Time Limit: 2000MS		Memory Limit: 65536K
Total Submissions: 22366		Accepted: 6798

Description

There is an apple tree outside of kaka's house. Every autumn, a lot of apples will grow in the tree. Kaka likes apple very much, so he has been carefully nurturing the big apple tree.

The tree has N forks which are connected by branches. Kaka numbers the forks by 1 toN and the root is always numbered by 1. Apples will grow on the forks and two apple won't grow on the same fork. kaka wants to know how many apples are
there in a sub-tree, for his study of the produce ability of the apple tree.

The trouble is that a new apple may grow on an empty fork some time and kaka may pick an apple from the tree for his dessert. Can you help kaka?



Input

The first line contains an integer N (N ≤ 100,000) , which is the number of the forks in the tree.

The following N - 1 lines each contain two integers u and v, which means forku and fork
v are connected by a branch.

The next line contains an integer M (M ≤ 100,000).

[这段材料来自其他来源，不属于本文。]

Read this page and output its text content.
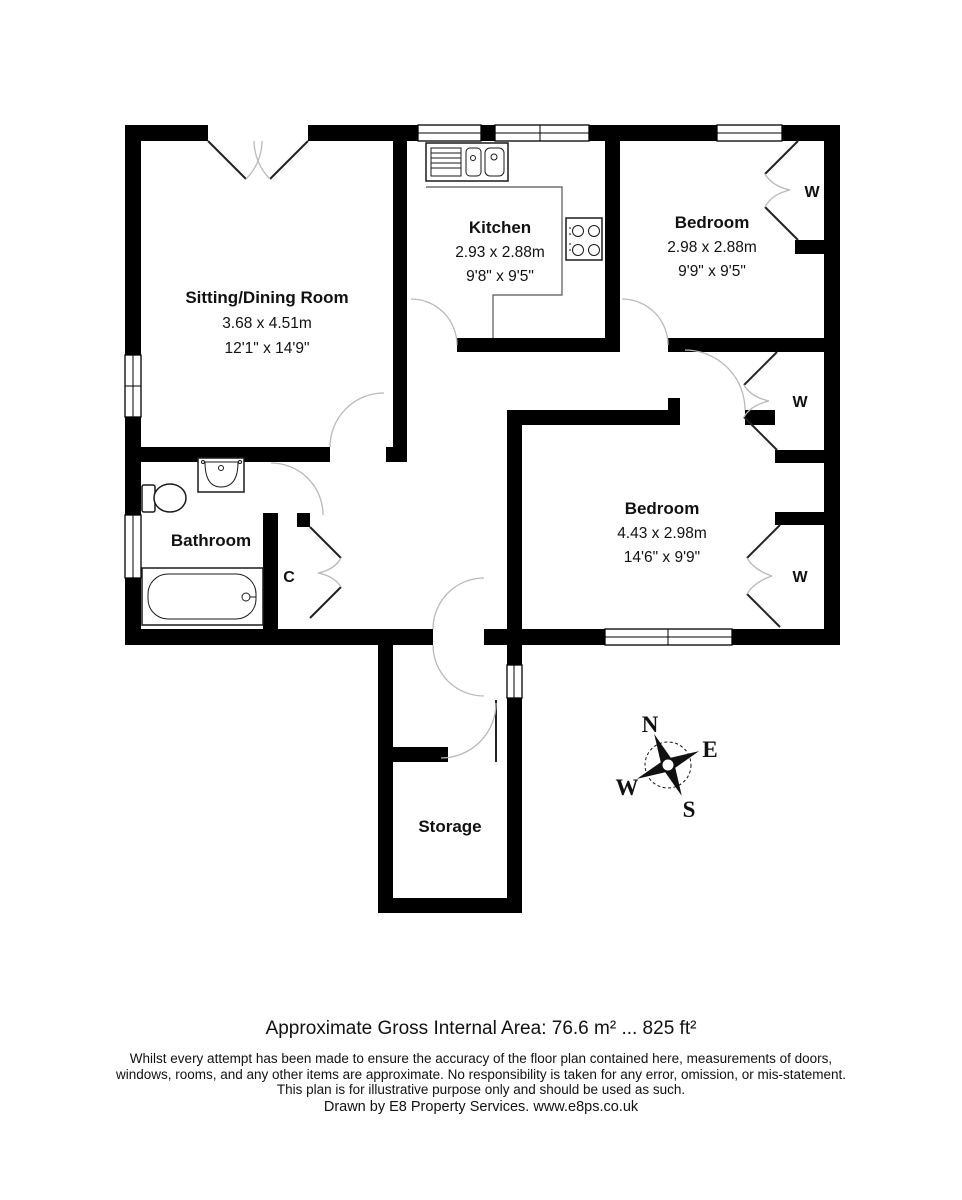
Sitting/Dining Room
3.68 x 4.51m
12'1" x 14'9"
Kitchen
2.93 x 2.88m
9'8" x 9'5"
Bedroom
2.98 x 2.88m
9'9" x 9'5"
Bedroom
4.43 x 2.98m
14'6" x 9'9"
Bathroom
Storage
W
W
W
C
N
E
W
S
Approximate Gross Internal Area: 76.6 m² ... 825 ft²
Whilst every attempt has been made to ensure the accuracy of the floor plan contained here, measurements of doors,
windows, rooms, and any other items are approximate. No responsibility is taken for any error, omission, or mis-statement.
This plan is for illustrative purpose only and should be used as such.
Drawn by E8 Property Services. www.e8ps.co.uk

The following M lines each contain a message which is either

"C x" which means the existence of the apple on fork
x has been changed. i.e. if there is an apple on the fork, then Kaka pick it; otherwise a new apple has grown on the empty fork.

or

"Q x" which means an inquiry for the number of apples in the sub-tree above the forkx, including the apple (if exists) on the fork x

Note the tree is full of apples at the beginning

Output
For every inquiry, output the correspond answer per line.
Sample Input

3
1 2
1 3
3
Q 1
C 2
Q 1

Sample Output

3
2

恩，题目大意就是说，每一个树杈都有一个苹果，然后树枝上也有，C表示改变该点的状态，若为0则变为1 ，若为1 则变为0 ，最后问一树杈包括它自己所有的苹果数。看了人家的题解，才了解到要记录树杈所包括的范围/article/7126178.html

#include <iostream>
#include<cstdio>
#include<cstring>
#define maxn 100010
using namespace std;
int n,cnt,head[maxn],c[maxn];
bool apple[maxn],vis[maxn];
int begin[maxn],end[maxn];
struct node
{
int from,to,next;
};
node edge[maxn*2];
void add(int f,int t)
{
edge[cnt].from=f;
edge[cnt].to=t;
edge[cnt].next=head[f];
head[f]=cnt++;
}
void dfs(int x)
{
cnt++;
begin[x]=cnt;
vis[x]=1;
for(int i=head[x];i!=-1;i=edge[i].next)
{
if(!vis[edge[i].to])
dfs(edge[i].to);
}
end[x]=cnt;
}
int lowbit(int t)
{
return t&(t^(t-1));
}
void update(int x,int v)
{
for(int i=x;i<=n;i+=lowbit(i))
c[i]+=v;
}
int sum(int x)
{
int ans=0;
for(int i=x;i>0;i-=lowbit(i))
ans+=c[i];
return ans;
}
int main()
{
int m,a,b,p;
char s[10];
while(~scanf("%d",&n))
{
memset(head,-1,sizeof(head));
memset(apple,1,sizeof(apple));
memset(vis,0,sizeof(vis));
memset(c,0,sizeof(c));
memset(begin,0,sizeof(begin));
memset(end,0,sizeof(end));
cnt=0;
for(int i=1;i<n;++i)
{
scanf("%d%d",&a,&b);
add(a,b);
add(b,a);
}
cnt=0;
dfs(1);
for(int i=1;i<=n;++i)
update(i,1);
scanf("%d",&m);
while(m--)
{
scanf("%s%d",s,&p);
if(s[0]=='Q')
printf("%d\n",sum(end[p])-sum(begin[p]-1));
else
{
if(apple[p])
{
update(begin[p],-1);
apple[p]=0;
}
else
{
update(begin[p],1);
apple[p]=1;
}
}
}
}
return 0;
}